Same-store operations remained steady, and restaurant profit margins were affected by the decline in customer unit prices. The headquarters achieved significant 1Q24 system sales +6% yoy (KFC +7% /Pizza Hut +4%), mainly driven by store size growth (+8%), and same-store sales -3% yoy (KFC -2% /Pizza Hut -5%), operating steadily under high year-on-year base pressure. Takeout sales were +12% yoy, and KFC's takeout revenue accounted for +3pct to 39% year over year. KFC reduced delivery costs and launched one-person food products, driving an increase in order volume. On the profit side, 1Q24's restaurant profit margin was 17.6% /-2.7 pct, KFC 19.3% /-2.9 pct, Pizza Hut 12.5% /-1.7 pct, mainly due to low-price products and promotions affecting the share of food costs. KFC gross margin was 1.9 pct year over year, and Pizza Hut's gross margin was -2.5 pct year over year. Thanks to the reduction in headquarters costs and the level of digitalization, the management cost ratio improved significantly, -0.9 pct to 4.7% year over year. Subsequently, with the optimization of small stores, the scale effect was amplified, and profit margins may rise steadily and slightly.

Stores have maintained rapid expansion, and innovative store types and models have accelerated the company's 1Q24 net new store penetration. Among them, KFC had a net opening of 307 (58 were members) and Pizza Hut had a net opening of 113, a record high in the first quarter. The number of stores reached 15,022 at the end of the period (KFC 10,603 home/Pizza Hut 3,425). In 1Q24, the net increase of 68/ 60% of KFC/Pizza Hut stores was located in Tier 3-6 cities. The franchise model helped the company continue to penetrate remote and hub areas. K Coffee has opened more than 100+ side-by-side stores and is expected to form an effective collaboration with KFC. KFC's average initial investment per store fell to 1.5 million, and Pizza Hut dropped to 1.2 million. 1Q24 continued to increase dividends and expand its share repurchase program, achieving a total shareholder return of US$745 million (681 million repurchases/64 million dividends).

Target price HK$388.13; maintain “buy”

We expect 24-26 EPS of $2.25/2.49/$2.75 (considering the impact of buybacks on share capital).

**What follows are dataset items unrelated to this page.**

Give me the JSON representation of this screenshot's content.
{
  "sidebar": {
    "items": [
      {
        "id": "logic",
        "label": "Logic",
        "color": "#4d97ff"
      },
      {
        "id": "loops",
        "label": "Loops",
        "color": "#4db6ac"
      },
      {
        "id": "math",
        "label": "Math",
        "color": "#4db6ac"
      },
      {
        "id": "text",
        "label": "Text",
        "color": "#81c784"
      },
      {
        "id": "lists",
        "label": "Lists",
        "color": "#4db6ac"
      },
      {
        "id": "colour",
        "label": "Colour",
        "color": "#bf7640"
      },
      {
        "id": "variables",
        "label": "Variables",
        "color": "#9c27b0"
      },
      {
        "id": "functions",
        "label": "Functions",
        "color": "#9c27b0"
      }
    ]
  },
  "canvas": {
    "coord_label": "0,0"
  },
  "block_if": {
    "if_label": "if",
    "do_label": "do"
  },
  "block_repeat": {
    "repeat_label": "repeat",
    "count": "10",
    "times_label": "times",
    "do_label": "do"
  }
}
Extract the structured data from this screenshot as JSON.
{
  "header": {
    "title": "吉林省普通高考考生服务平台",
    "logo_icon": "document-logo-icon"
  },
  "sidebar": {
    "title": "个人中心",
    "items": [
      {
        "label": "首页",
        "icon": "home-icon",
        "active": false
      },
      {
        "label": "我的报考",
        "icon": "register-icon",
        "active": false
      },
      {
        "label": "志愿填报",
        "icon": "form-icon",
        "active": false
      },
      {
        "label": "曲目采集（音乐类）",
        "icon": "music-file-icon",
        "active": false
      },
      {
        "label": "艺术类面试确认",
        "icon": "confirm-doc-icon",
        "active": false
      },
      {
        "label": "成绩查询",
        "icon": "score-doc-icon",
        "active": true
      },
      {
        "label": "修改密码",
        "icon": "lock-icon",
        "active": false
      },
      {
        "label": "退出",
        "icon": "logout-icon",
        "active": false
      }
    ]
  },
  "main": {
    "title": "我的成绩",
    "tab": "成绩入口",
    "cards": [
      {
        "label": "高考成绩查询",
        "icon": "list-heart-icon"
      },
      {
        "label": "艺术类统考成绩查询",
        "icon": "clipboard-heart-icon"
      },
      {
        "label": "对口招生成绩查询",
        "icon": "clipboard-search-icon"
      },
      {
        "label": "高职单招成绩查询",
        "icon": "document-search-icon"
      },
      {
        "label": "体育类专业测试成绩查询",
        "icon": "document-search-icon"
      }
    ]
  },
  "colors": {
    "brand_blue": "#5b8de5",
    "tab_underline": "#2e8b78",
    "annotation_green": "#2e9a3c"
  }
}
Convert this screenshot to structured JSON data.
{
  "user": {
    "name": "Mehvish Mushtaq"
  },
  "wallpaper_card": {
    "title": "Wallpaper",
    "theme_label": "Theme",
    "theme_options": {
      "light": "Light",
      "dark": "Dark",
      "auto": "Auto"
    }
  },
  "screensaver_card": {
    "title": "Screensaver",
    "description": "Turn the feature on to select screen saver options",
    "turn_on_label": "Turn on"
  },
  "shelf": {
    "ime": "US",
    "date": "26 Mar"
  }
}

Referring to the 24-year comparable company Wind and Bloomberg, they all agreed to expect a 25x PE average. Considering the relatively lackluster sentiment in the Hong Kong stock market, the company faced significant competitive pressure and discounted the price. Based on 22x24 PE, the target price was maintained at HK$388.13. Maintain a “buy” rating.

Risk warning: Expanding stores dilutes same-store revenue; the pace of expanding stores is slowing down; new brands are underperforming as expected.

The translation is provided by third-party software.